La dévastation causée à Haïti par l’ouragan Matthew l’automne dernier n’est que le dernier épisode d’une série apparemment interminable de malheurs qui ont frappé ce pays, qui a conclu en mars une année de gouvernance intérimaire en installant l’exportateur de bananes Jovenel Moïse comme 58e président. Moïse est confronté à une tâche ardue : le statut chronique d’Haïti en tant que nation la plus pauvre de l’hémisphère occidental est dû à une litanie d’afflictions allant de l’analphabétisme généralisé à la corruption endémique, en passant par des infrastructures terriblement inadéquates. Mais si ces problèmes sont déjà difficiles à surmonter pour n’importe quel pays, pendant plus d’un siècle d’existence, Haïti a porté un boulet supplémentaire, peu connu, dont les effets se font encore sentir.
En 1825, à peine deux décennies après avoir gagné son indépendance contre vents et marées, Haïti a été contraint de commencer à payer d’énormes “réparations” aux esclavagistes français qu’il avait renversés. Ces paiements auraient été un fardeau énorme pour n’importe quelle nation naissante, mais Haïti n’était pas n’importe quelle nation naissante ; c’était une république formée et dirigée par des Noirs qui s’étaient soulevés contre l’institution de l’esclavage. En tant que telle, l’indépendance d’Haïti était considérée comme une menace par tous les pays esclavagistes, y compris les États-Unis, et son existence même irritait les sensibilités racistes du monde entier. Ainsi, Haïti – minuscule, appauvri et seul dans un monde hostile – n’avait guère d’autre choix que d’accéder aux demandes de réparation de la France, qui ont été livrées à Port-au-Prince par une flotte de navires de guerre lourdement armés en 1825.

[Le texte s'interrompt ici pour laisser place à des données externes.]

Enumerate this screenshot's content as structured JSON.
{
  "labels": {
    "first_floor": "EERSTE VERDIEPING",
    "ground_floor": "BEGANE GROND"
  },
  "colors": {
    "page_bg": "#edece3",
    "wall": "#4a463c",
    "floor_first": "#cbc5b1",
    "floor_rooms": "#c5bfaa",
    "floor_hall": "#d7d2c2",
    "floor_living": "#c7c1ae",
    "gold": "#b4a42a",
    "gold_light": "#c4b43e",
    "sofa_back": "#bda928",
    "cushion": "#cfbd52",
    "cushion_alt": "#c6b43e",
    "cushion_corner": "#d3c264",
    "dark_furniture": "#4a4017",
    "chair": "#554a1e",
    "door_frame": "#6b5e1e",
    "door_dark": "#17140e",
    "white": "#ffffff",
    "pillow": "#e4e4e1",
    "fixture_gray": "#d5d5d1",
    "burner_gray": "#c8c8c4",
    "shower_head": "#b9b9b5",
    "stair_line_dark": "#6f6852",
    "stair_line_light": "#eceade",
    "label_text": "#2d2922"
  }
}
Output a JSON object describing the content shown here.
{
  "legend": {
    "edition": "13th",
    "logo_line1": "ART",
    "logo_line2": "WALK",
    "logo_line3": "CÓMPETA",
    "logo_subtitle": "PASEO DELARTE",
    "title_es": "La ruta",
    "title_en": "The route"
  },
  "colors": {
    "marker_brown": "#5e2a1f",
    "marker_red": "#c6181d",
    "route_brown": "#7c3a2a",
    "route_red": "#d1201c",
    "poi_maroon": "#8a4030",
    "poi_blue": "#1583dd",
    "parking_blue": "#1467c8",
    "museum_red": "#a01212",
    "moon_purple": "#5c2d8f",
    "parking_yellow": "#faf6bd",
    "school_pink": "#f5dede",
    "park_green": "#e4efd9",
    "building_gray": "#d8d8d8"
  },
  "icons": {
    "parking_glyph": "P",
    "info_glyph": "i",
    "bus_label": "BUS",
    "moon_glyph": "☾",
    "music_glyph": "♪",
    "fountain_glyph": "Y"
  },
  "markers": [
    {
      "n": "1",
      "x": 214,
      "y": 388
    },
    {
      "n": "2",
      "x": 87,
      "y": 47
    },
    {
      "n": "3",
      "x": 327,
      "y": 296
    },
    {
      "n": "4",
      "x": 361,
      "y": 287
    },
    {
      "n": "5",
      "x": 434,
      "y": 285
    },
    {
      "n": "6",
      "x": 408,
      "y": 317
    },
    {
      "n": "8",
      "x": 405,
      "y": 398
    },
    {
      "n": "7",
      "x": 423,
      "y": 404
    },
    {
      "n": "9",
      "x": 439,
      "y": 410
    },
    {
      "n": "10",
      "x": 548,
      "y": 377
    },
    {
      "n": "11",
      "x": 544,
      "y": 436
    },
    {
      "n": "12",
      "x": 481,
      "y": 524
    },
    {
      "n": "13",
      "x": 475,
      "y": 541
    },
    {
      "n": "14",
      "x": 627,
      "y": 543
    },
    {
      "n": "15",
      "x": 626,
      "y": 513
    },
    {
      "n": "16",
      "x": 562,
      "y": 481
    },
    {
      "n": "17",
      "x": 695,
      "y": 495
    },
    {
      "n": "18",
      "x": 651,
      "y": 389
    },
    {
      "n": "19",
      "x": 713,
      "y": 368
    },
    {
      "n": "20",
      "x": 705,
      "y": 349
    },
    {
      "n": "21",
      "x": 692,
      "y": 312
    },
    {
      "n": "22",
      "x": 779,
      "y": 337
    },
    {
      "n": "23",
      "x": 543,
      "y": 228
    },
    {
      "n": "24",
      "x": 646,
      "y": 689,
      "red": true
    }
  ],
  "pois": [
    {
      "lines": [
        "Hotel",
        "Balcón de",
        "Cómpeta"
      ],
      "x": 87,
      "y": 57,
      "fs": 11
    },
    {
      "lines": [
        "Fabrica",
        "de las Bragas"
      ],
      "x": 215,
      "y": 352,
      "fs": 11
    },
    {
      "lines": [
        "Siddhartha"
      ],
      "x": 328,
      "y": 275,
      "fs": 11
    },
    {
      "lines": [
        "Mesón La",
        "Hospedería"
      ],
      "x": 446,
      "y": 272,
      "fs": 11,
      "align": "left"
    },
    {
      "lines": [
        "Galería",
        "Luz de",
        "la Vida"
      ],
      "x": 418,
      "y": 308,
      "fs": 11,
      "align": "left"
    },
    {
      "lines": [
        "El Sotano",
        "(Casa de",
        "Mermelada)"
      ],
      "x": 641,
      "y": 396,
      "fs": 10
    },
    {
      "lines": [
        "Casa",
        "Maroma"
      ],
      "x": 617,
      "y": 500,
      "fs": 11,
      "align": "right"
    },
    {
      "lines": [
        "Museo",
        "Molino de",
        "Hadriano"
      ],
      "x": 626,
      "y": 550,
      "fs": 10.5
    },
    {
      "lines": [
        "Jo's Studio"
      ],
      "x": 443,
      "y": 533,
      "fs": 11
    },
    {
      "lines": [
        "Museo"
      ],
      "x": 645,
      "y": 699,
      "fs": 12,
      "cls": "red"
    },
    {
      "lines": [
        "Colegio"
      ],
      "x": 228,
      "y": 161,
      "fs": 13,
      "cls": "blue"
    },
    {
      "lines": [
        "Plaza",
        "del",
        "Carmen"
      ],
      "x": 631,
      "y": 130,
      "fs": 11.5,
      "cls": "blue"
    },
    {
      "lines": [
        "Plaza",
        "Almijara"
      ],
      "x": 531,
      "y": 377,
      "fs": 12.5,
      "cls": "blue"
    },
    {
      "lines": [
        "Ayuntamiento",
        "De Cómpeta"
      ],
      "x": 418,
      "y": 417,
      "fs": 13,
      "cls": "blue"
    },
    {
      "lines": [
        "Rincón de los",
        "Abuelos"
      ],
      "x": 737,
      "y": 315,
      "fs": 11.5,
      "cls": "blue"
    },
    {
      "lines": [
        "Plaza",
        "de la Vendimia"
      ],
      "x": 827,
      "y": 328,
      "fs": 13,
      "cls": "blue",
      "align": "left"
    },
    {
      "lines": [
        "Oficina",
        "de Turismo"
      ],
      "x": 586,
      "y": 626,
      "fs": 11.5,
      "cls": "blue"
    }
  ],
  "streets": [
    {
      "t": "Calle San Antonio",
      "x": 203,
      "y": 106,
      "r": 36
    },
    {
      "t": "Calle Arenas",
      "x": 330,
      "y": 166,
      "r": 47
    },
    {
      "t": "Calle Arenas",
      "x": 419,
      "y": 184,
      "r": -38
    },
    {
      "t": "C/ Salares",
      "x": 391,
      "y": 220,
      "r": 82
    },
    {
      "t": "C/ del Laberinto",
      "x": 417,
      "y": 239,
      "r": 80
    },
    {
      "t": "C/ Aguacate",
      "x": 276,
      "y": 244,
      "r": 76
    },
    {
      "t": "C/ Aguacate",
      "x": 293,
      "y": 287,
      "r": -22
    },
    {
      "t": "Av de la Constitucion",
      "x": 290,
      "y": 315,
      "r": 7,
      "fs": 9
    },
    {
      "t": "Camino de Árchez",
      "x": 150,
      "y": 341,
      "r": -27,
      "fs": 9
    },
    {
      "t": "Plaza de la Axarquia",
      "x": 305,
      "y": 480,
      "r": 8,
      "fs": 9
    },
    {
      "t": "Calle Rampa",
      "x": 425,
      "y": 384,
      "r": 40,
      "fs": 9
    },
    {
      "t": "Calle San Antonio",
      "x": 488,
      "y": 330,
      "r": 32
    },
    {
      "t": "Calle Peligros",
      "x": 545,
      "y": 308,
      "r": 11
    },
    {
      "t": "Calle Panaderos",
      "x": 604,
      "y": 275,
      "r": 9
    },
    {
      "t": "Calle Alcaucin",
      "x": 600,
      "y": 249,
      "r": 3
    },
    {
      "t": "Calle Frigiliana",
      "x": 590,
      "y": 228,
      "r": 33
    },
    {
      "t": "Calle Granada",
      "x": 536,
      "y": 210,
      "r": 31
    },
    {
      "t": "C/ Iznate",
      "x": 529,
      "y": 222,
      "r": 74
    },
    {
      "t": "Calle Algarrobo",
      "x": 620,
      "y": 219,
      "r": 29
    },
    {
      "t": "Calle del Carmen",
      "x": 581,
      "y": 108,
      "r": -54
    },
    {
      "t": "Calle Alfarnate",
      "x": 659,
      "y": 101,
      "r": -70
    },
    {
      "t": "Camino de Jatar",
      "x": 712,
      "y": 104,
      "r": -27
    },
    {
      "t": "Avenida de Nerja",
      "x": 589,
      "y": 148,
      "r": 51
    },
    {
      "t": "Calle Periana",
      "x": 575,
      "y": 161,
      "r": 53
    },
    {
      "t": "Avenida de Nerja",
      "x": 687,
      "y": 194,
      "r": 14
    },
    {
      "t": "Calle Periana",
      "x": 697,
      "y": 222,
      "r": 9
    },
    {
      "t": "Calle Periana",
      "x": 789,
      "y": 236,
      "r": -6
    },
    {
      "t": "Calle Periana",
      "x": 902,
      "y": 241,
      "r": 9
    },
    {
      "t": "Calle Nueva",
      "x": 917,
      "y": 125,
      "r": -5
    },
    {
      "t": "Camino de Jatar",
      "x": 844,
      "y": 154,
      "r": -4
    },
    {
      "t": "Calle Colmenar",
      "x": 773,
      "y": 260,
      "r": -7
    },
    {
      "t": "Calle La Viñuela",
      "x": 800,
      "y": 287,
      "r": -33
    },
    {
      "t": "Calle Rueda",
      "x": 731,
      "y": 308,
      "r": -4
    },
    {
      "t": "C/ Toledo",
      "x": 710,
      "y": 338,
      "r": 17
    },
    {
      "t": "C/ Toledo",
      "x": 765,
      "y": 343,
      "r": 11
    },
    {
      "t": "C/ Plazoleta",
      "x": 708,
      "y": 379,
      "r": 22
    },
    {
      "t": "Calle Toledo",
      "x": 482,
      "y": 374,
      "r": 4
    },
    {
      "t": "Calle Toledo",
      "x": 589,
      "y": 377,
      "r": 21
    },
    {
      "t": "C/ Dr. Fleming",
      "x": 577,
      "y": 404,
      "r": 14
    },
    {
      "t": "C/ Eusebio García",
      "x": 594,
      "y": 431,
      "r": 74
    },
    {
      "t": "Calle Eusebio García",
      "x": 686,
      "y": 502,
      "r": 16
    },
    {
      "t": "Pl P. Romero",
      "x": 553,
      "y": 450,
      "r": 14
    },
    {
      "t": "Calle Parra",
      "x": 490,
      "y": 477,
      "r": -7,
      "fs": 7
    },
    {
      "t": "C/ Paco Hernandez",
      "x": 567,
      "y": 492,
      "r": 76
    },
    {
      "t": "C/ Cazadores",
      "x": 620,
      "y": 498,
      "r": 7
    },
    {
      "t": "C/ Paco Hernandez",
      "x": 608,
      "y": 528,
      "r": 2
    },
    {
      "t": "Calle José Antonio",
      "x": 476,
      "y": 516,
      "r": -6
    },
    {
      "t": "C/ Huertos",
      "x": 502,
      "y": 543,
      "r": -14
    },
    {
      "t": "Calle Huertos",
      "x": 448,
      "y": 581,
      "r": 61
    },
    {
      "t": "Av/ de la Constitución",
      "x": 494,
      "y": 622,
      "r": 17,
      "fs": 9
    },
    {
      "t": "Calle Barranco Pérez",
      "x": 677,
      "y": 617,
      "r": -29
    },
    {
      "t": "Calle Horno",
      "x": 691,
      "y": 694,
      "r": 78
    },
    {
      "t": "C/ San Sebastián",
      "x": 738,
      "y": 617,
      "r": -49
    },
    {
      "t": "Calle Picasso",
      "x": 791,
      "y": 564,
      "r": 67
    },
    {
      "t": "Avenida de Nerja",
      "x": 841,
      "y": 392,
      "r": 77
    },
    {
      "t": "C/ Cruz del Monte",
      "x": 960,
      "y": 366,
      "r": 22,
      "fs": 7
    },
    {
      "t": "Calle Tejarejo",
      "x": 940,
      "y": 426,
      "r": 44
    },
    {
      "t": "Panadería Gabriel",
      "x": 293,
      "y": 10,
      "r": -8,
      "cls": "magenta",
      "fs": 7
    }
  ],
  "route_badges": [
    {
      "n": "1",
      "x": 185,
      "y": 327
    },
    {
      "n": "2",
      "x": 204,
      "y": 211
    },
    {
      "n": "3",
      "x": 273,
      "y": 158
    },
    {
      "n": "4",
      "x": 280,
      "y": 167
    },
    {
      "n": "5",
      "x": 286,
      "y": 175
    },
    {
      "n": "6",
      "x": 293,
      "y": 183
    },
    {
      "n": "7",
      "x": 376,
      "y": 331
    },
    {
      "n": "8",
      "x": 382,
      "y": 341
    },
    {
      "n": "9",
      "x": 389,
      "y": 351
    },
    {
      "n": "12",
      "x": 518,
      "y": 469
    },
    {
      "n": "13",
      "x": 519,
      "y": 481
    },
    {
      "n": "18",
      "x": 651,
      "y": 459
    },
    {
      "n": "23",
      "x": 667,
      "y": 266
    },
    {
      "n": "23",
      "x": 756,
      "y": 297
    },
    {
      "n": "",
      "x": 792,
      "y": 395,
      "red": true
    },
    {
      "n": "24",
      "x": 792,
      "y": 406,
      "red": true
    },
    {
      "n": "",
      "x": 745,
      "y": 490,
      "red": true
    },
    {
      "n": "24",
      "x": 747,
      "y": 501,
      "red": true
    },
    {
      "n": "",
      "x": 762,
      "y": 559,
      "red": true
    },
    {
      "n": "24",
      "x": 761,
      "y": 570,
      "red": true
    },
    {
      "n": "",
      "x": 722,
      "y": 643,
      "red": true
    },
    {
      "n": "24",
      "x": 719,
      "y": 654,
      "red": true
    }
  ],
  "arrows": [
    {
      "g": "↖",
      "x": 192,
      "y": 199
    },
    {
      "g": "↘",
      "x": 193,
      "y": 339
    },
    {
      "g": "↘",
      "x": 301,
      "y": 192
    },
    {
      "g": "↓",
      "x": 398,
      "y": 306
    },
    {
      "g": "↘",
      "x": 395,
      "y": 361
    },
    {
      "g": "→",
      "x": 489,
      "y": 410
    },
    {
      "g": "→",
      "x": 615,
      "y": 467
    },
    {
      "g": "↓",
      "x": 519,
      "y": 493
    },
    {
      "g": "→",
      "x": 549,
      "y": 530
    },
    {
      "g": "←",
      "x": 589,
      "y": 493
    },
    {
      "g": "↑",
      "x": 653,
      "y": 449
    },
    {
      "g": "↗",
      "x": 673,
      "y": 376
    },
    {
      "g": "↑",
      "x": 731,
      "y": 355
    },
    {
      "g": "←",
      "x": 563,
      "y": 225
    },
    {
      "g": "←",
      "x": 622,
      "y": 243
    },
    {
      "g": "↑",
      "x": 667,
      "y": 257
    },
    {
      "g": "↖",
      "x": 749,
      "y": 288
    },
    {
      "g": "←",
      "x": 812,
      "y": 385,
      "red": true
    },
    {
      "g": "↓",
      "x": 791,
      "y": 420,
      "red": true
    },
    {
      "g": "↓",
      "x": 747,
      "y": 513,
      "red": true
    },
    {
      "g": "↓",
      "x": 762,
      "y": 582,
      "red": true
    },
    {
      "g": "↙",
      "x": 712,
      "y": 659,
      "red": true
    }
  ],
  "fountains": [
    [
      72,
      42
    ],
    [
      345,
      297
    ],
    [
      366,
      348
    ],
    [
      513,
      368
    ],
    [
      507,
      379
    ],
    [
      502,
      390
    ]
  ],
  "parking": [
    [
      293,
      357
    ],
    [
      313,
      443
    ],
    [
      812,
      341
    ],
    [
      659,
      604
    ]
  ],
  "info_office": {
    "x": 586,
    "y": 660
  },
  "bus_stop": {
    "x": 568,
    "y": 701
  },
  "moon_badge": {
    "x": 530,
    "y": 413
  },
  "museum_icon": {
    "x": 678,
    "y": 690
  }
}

En se conformant à un ultimatum qui équivalait à une extorsion, Haïti a obtenu l’immunité contre l’invasion militaire française, le soulagement de son isolement politique et économique – et une dette écrasante qu’il a fallu 122 ans pour rembourser. Mon beau-père se souvient encore de la chanson patriotique qu’on lui avait apprise lorsqu’il était écolier haïtien, ses paroles poignantes exhortant tous les Haïtiens à mettre la main à la poche pour aider leur gouvernement à augmenter le montant qu’il “devait” à la France. Grâce aux contributions volontaires des citoyens haïtiens, dont la plupart étaient désespérément pauvres, cette dette a finalement été réglée en 1947. Mais des décennies de paiements réguliers ont rendu le gouvernement haïtien chroniquement insolvable, contribuant à créer un climat d’instabilité généralisée dont le pays ne s’est toujours pas remis.
La demande de réparations de la France à Haïti semble aujourd’hui comiquement scandaleuse – comme si un kidnappeur poursuivait son otage évadé pour le coût de la réparation d’une fenêtre qui a été cassée pendant l’évasion. Et bien que le gouvernement français actuel ne puisse être tenu pour responsable du culot du roi Charles X (le dirigeant de la France en 1825), un minimum de responsabilité historique serait le bienvenu. Alors que la France figure toujours parmi les nations les plus riches du monde, Haïti – avec un revenu annuel par habitant de 350 dollars, un réseau électrique qui tombe régulièrement en panne et un réseau routier dont plus de 50 % n’est pas pavé – est en proie à la sécheresse, à des pénuries alimentaires et à une économie en difficulté. Pour le “crime” d’avoir secoué le joug de la servitude involontaire, Haïti a consciencieusement payé des réparations à la France pendant près de six générations – avec des intérêts. La France devrait maintenant faire ce qui s’impose et restituer ces paiements, estimés à 21 milliards de dollars d’aujourd’hui. Haïti a désespérément besoin de ce qui ne représenterait qu’une somme dérisoire dans son budget national et qui pourrait l’aider à amorcer un redressement général qui ressemblerait à une manne céleste pour son peuple qui souffre depuis longtemps.